Z3str3: A DPLL(T) Solver for a Theory of Strings and Integers
Presented as part of the 2017 HCSS conference.
ABSTRACT
Theories over strings are essential for security analysis, formal verification, and automated test generation tools aimed at string-intensive programs. Such tools typically need support for a rich theory of string equations, string length, string-integer conversion, and regular expression membership, provided by back-end string SMT solvers. The satisfiability problem for this highly expressive theory is undecidable, and even for the simplest fragment, quantifier-free string equations, the problem is in PSPACE. Consequently, developing efficient solvers for this theory (or fragments thereof) is one of the most challenging problems an SMT researcher faces today. In order to satisfy this important need of the security analysis community, SMT researchers have developed several string solvers, namely Z3str2, CVC4, S3, and Norn.
Following previous work, we present the Z3str3 string solver, a successor to the highly efficient Z3tr2 solver. Like its predecessor, Z3str3 supports word equations, integer arithmetic over the length function, regular language membership predicate, and string-integer conversion predicate.

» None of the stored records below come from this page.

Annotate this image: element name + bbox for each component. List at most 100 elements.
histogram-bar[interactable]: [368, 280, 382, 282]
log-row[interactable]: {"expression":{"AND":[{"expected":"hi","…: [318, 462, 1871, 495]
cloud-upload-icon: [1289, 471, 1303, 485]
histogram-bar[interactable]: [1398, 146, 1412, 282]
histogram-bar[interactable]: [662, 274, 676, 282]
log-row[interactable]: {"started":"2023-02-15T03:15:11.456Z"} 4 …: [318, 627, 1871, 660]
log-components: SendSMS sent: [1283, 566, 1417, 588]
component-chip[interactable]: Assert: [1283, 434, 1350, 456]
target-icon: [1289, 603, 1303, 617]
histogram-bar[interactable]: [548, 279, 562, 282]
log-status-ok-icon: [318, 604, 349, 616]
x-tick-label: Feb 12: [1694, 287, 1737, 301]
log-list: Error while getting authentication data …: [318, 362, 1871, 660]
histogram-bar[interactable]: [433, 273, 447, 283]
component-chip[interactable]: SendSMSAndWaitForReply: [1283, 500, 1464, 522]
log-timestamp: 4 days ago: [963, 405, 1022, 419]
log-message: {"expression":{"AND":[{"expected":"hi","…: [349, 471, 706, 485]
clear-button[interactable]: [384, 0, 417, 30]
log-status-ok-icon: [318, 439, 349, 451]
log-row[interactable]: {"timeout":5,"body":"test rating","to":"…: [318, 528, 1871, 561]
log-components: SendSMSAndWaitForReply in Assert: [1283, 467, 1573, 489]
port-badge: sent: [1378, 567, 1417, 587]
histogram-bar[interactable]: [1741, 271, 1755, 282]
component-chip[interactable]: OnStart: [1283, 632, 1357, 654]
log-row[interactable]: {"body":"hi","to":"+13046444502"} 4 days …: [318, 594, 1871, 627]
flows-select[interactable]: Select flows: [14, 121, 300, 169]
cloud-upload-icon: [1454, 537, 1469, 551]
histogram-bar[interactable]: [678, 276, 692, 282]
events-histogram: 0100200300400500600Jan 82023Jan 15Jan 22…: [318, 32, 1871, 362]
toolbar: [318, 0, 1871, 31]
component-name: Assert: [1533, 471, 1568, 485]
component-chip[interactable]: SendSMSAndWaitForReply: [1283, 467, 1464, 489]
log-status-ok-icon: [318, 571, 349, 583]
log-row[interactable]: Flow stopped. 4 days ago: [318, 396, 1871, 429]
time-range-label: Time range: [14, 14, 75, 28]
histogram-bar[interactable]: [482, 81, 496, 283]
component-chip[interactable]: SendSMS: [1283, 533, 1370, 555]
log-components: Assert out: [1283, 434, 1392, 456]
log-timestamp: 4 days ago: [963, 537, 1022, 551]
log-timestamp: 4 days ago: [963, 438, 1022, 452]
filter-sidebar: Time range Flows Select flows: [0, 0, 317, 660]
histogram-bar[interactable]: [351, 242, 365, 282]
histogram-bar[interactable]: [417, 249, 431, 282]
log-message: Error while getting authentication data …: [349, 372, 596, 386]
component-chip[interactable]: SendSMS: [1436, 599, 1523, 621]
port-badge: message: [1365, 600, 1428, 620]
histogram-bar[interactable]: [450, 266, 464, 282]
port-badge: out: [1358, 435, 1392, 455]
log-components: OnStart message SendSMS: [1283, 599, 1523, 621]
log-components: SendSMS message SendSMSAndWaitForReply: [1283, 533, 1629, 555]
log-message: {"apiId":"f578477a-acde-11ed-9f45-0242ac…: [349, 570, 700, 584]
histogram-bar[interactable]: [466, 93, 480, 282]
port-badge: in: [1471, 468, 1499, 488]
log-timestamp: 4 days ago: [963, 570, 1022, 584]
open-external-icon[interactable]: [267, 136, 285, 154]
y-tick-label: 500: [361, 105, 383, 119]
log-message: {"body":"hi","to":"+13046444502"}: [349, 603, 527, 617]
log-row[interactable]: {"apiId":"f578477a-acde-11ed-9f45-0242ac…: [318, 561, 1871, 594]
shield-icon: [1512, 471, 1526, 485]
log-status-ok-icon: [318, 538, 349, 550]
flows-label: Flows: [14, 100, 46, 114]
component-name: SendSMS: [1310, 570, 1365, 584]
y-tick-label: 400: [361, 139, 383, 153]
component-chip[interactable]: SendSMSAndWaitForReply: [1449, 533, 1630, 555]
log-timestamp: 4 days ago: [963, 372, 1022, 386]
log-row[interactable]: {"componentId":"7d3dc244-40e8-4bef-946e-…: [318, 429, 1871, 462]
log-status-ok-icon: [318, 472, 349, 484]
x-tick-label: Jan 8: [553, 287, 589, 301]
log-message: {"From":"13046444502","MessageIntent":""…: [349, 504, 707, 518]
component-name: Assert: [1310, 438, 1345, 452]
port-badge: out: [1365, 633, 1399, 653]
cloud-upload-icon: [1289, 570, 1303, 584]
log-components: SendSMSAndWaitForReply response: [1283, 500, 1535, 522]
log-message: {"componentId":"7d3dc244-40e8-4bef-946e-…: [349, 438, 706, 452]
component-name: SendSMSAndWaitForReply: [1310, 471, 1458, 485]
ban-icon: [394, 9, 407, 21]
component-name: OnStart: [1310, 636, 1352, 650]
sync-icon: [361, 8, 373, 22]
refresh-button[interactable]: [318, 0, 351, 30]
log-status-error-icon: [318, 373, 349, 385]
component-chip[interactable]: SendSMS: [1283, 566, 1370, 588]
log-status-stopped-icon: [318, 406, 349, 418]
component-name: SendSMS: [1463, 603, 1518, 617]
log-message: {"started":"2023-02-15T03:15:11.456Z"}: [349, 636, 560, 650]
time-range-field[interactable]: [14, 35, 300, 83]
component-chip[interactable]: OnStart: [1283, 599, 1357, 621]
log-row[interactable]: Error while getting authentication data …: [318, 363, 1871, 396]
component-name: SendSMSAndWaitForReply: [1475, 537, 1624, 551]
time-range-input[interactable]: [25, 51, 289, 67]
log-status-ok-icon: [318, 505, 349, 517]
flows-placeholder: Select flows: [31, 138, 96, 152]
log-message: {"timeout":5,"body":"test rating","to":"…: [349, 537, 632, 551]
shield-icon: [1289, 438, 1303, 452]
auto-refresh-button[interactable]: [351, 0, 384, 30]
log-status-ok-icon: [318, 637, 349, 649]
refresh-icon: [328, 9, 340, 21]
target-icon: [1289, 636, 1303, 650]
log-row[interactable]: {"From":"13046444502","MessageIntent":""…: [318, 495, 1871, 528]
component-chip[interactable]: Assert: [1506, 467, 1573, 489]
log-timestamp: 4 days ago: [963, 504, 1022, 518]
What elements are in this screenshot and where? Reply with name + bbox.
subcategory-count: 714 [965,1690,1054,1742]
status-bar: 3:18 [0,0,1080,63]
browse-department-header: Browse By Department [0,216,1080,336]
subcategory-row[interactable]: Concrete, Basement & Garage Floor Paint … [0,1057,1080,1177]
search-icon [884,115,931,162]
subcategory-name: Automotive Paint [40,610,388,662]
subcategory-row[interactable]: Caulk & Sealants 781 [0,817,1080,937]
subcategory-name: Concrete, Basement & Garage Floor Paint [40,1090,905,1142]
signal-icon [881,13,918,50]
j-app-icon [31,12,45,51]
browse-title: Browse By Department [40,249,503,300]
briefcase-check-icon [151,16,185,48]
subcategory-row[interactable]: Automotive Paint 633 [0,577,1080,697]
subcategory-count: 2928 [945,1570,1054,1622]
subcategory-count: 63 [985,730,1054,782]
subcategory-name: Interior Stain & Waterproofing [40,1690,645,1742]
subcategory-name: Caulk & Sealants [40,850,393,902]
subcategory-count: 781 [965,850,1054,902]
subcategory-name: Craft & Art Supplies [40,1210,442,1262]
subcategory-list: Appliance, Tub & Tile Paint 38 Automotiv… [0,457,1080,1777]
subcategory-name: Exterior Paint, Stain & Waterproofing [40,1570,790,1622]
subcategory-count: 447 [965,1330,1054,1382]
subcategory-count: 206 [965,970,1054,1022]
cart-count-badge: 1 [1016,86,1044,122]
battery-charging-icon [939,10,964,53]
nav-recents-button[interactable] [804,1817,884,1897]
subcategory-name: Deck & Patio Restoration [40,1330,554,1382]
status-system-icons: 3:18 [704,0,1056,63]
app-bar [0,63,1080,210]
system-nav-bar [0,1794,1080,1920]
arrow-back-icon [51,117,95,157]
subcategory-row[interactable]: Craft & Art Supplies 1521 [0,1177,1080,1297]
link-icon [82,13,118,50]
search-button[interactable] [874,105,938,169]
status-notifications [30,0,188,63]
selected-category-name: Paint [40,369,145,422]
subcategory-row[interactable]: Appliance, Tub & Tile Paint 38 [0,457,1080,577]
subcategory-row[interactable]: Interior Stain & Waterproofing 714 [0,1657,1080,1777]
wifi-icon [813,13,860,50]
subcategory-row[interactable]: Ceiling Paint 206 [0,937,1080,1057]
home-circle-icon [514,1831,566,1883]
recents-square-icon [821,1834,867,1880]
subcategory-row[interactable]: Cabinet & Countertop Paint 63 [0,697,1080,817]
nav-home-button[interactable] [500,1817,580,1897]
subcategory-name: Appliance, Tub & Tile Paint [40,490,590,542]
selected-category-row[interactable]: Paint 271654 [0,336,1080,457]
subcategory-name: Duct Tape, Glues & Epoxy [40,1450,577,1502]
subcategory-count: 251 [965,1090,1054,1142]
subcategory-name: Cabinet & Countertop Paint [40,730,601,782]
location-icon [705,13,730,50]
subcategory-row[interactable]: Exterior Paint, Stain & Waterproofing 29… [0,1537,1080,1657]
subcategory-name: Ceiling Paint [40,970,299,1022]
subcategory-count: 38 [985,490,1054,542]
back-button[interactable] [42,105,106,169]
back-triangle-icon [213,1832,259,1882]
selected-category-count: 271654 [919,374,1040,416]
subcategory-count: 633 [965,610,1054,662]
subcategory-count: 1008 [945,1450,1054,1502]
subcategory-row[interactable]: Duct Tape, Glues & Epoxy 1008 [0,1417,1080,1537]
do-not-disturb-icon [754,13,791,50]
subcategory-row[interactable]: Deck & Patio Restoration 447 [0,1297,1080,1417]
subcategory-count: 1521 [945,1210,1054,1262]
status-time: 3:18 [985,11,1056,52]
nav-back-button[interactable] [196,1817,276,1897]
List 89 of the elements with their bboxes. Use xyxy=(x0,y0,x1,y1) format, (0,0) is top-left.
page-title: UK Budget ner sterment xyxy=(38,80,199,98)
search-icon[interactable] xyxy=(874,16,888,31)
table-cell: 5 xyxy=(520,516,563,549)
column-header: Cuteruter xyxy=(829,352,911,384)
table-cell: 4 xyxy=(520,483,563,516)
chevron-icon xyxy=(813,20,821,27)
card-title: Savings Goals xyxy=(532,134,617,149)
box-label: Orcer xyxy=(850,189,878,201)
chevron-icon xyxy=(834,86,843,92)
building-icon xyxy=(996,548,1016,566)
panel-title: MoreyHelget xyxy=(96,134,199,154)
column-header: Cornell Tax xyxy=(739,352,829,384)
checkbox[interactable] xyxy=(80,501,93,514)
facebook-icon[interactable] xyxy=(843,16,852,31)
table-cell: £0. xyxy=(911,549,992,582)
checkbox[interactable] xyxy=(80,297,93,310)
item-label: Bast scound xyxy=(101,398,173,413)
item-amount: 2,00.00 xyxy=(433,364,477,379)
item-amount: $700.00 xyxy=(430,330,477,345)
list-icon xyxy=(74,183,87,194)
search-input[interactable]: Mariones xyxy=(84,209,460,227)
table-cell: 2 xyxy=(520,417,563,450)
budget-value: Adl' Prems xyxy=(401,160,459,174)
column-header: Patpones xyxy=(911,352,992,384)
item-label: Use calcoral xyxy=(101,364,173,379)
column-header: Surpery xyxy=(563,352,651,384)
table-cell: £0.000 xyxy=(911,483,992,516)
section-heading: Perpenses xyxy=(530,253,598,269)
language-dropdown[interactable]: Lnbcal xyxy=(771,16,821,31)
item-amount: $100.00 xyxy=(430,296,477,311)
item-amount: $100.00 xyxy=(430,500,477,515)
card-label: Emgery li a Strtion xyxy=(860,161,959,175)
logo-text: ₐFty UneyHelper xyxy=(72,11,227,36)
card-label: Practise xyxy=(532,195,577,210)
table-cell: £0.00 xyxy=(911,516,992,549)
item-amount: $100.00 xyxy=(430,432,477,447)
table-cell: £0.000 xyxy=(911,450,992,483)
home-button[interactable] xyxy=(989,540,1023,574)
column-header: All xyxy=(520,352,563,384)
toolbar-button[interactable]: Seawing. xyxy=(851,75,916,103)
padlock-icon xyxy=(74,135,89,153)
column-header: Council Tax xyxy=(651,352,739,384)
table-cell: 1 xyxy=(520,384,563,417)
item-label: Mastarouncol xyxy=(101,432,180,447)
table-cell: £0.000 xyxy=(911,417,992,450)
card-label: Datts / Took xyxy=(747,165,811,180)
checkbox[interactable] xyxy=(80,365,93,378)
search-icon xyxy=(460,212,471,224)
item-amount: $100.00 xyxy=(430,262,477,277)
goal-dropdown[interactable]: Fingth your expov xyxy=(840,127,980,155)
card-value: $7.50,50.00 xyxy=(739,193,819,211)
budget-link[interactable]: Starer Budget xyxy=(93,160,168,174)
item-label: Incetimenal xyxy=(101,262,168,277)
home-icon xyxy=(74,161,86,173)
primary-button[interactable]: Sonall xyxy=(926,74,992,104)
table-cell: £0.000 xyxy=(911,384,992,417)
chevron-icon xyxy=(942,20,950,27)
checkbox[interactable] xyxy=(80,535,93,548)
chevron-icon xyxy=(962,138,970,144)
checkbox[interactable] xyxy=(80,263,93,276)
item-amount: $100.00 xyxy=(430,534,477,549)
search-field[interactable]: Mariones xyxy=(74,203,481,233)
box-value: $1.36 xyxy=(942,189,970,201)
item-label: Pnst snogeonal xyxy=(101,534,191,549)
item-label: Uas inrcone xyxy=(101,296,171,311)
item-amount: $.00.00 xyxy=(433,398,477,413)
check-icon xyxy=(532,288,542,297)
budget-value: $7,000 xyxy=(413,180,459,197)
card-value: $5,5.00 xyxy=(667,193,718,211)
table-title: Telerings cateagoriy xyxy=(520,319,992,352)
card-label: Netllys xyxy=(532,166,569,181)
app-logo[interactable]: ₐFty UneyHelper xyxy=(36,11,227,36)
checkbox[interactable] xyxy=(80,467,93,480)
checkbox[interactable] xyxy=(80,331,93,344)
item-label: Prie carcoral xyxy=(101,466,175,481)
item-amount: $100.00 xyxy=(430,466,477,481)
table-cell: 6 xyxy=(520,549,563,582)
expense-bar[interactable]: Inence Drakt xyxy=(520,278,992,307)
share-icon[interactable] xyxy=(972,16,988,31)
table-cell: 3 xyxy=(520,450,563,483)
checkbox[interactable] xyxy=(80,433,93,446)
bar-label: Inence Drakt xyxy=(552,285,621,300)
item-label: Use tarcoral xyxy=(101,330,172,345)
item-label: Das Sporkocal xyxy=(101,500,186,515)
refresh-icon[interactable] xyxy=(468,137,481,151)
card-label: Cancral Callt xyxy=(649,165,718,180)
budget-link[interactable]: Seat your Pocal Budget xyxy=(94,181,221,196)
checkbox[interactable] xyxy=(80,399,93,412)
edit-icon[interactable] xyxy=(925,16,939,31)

Unlike Z3str2, the Z3str3 string solver is a first-class theory solver in the latest open-source version of the Z3 SMT solver. This allowed us to build several new heuristics and features in Z3str3, enabling it to be significantly faster than Z3str2. We implemented two techniques which obtain better performance in Z3str3 than other solvers. We do this by modifying the Z3 core solver, which handles the Boolean structure of the formula. The first technique, which we call “theory-aware branching”, allows the string solver to inform the branching heuristic of the relative value of different search options. The second technique, which we call “theory-aware case-split optimization”, enables efficient representation of clauses which encode mutually exclusive Boolean literals. Both heuristics are significantly more efficient than traditional approaches used in DPLL(T) solvers. We report on a series of experiments over three sets of real-world benchmarks, where we compared Z3str3 against five other string solvers: CVC4, Z3str2, Norn, S3, and S3P. The results point to the effectiveness of our proposed techniques, which yield significant performance improvement. The techniques we present here are broadly applicable in the context of program analysis for security, software verification, automated test generation, and vulnerability detection.
--
Murphy Berzish is a Ph.D student at the University of Waterloo in the Faculty of Engineering. He received a BSE from UWaterloo in 2015, followed by an MASc in 2016. He and his supervisor, Dr. Vijay Ganesh, develop SMT solvers for program analysis, with an emphasis on reasoning about strings. They also work on new heuristics and optimizations for string solvers, including the use of extra information from other parts of the SMT solver and targeted enhancements for symbolic execution.